Modo the University gardener hummed a little tune as he wheeled the strange trolley into his private little area between the Library and the High Energy Magic
*
building, with a load of weeds bound for composthood.

There seemed to be a lot of excitement around at the moment. It was certainly interesting, working with all these wizards.

Teamwork, that’s what it was. They looked after the cosmic balance, the universal harmonies and the dimensional equilibriums, and he saw to it that the aphids stayed off the roses.

There was a metallic tinkle. He peered over the top of the heap of weeds.

“Another one?”

A gleaming metal wire basket on little wheels sat on the path.

Maybe the wizards had bought it for him? The first one was quite useful, although it was a little bit hard to steer; the little wheels seemed to want to go in different directions. There was probably a knack.

Well, this one would be handy for carrying seed trays in. He pushed the second trolley aside and heard, behind him, a sound which, if it had to be written down, and if he could write, he would probably have written down as: glop.

He turned around, saw the biggest of the compost heaps pulsating in the dark, and said, “Look what I brought you for your tea!”

And then he saw that it was moving.

“Some places, too…” said Mrs. Cake.

“But why should it build up?” said Windle.

“It’s like a thunderstorm, see? You know how you get that prickly feelin’ before a storm? That’s what’s happening now.”

“Yes, but why, Mrs. Cake?”

“Well…One-Man-Bucket says nothing’s dying.”

“What?”

“Daft, isn’t it? He says lots of lives are ending, but not going away. They’re just staying here.”

“What, like ghosts?”

“Not just ghosts. Just—it’s like puddles. When you get a lot of puddles, it’s like the sea. Anyway, you only get ghosts from things like people. You don’t get ghosts of cabbages.”

Windle Poons sat back in his chair. He had a vision of a vast pool of life, a lake being fed by a million short-lived tributaries as living things came to the end of their span. And life force was leaking out as the pressure built up.
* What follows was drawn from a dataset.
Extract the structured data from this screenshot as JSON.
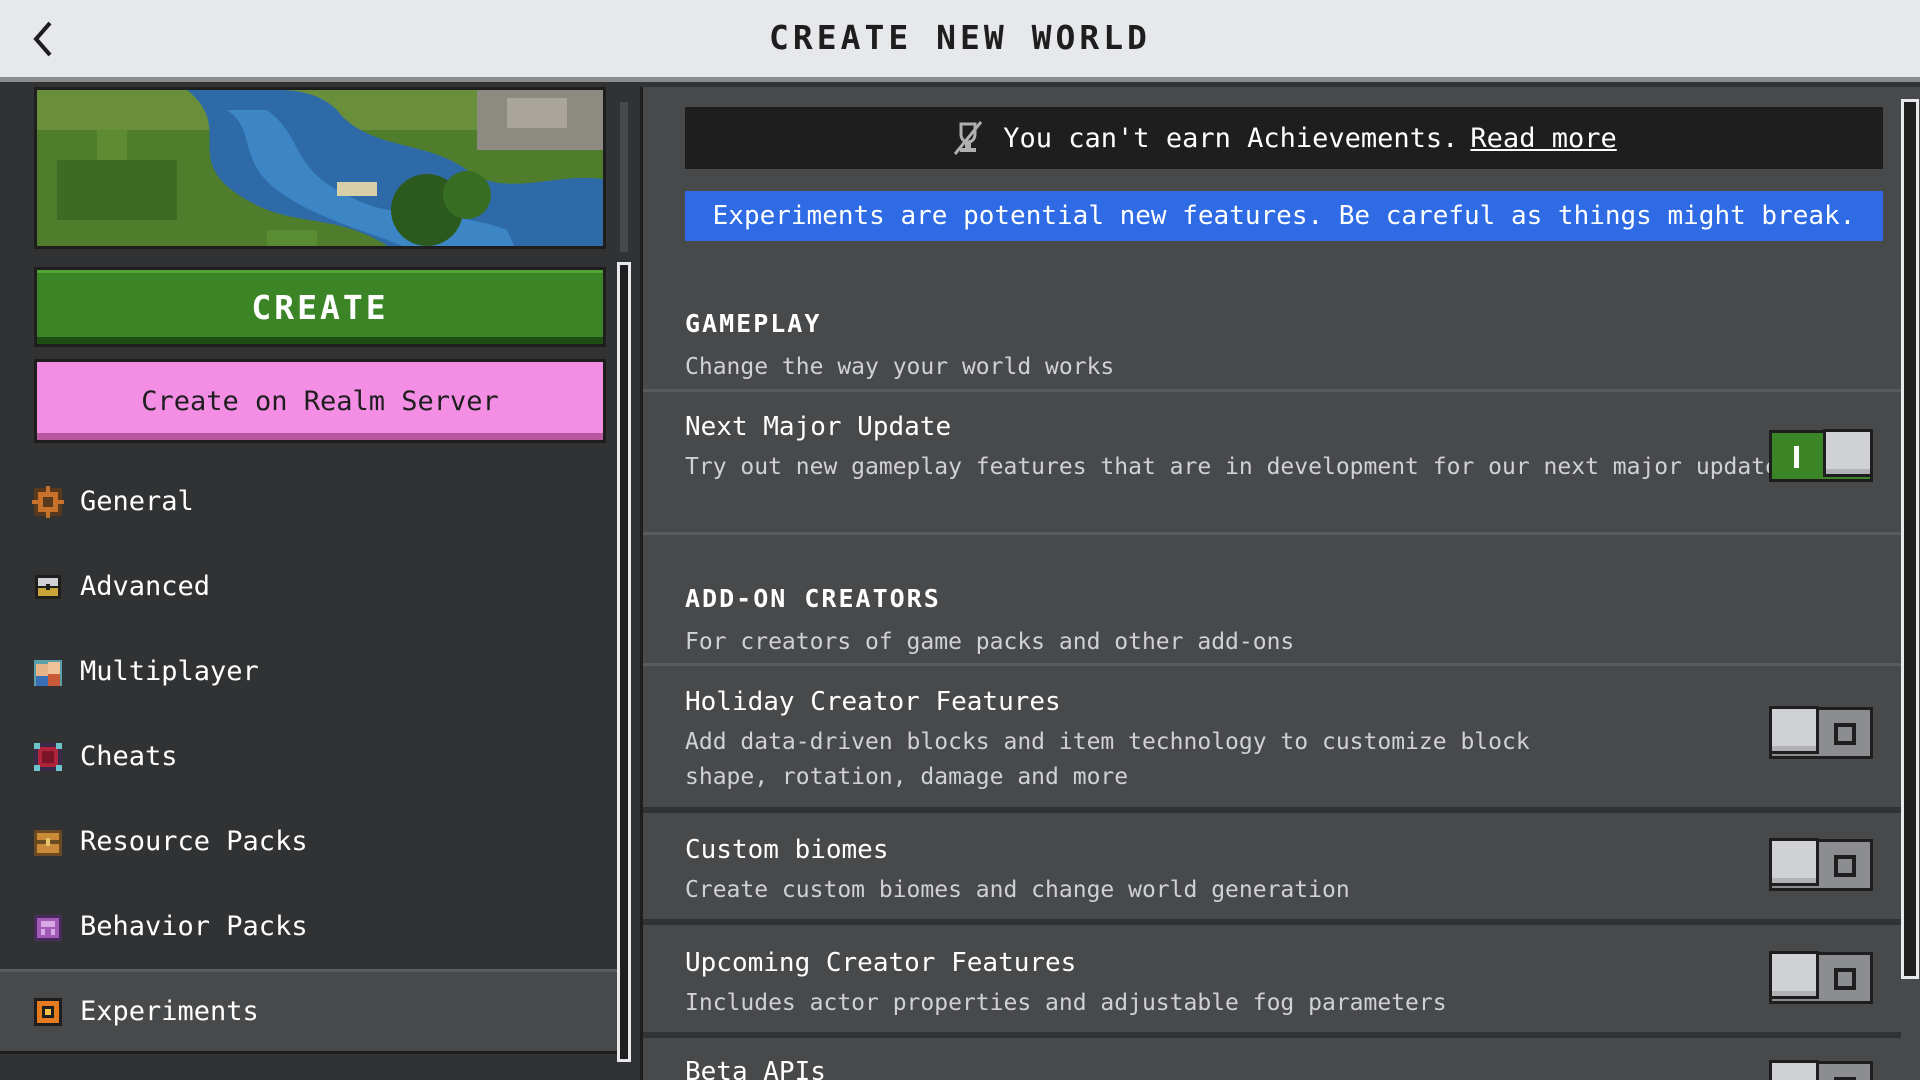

Leaking out wherever it could.

“Do you think I could have a word with One—” he began, and then stopped.

He got up and lurched over to Mrs. Cake’s mantelpiece.

“How long have you had this, Mrs. Cake?” he demanded, picking up a familiar glassy object.
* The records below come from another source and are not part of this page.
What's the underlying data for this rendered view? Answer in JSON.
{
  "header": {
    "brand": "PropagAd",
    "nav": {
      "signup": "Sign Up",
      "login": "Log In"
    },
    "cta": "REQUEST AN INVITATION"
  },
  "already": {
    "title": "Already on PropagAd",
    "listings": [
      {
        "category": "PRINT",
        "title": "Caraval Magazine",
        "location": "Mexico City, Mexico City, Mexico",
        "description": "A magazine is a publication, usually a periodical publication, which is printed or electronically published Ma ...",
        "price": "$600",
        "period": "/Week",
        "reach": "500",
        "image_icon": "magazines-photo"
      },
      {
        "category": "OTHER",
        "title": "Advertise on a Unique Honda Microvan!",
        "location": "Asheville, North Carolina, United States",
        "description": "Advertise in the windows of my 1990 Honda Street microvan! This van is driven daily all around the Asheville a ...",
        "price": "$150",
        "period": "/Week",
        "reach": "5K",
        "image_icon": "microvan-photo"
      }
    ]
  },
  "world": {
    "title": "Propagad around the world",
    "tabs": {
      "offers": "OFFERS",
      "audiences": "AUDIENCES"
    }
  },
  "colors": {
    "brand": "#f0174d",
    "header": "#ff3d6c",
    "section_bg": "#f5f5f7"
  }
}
“That? Bought it yesterday. Pretty, ain’t it?”

Windle shook the globe. It was almost identical to the ones under his floorboards. Snowflakes whirled up and settled on an exquisite model of Unseen University.

It reminded him strongly of something. Well, the building obviously reminded him of the University, but the shape of the whole thing, there was a hint of, it made him think of…

…breakfast?

“Why is it happening?” he said, half to himself. “These damn things are turning up everywhere.”

The wizards ran down the corridor.

“How can you kill ghosts?”

“How should I know? The question doesn’t usually arise!”

“You exorcise them, I think.”

“What? Jumpin’ up and down, runnin’ on the spot, that kind of thing?”

The Dean had been ready for this. “It’s spelled with an ‘O,’ Archchancellor. I don’t think one is expected to subject them to, er, physical exertion.”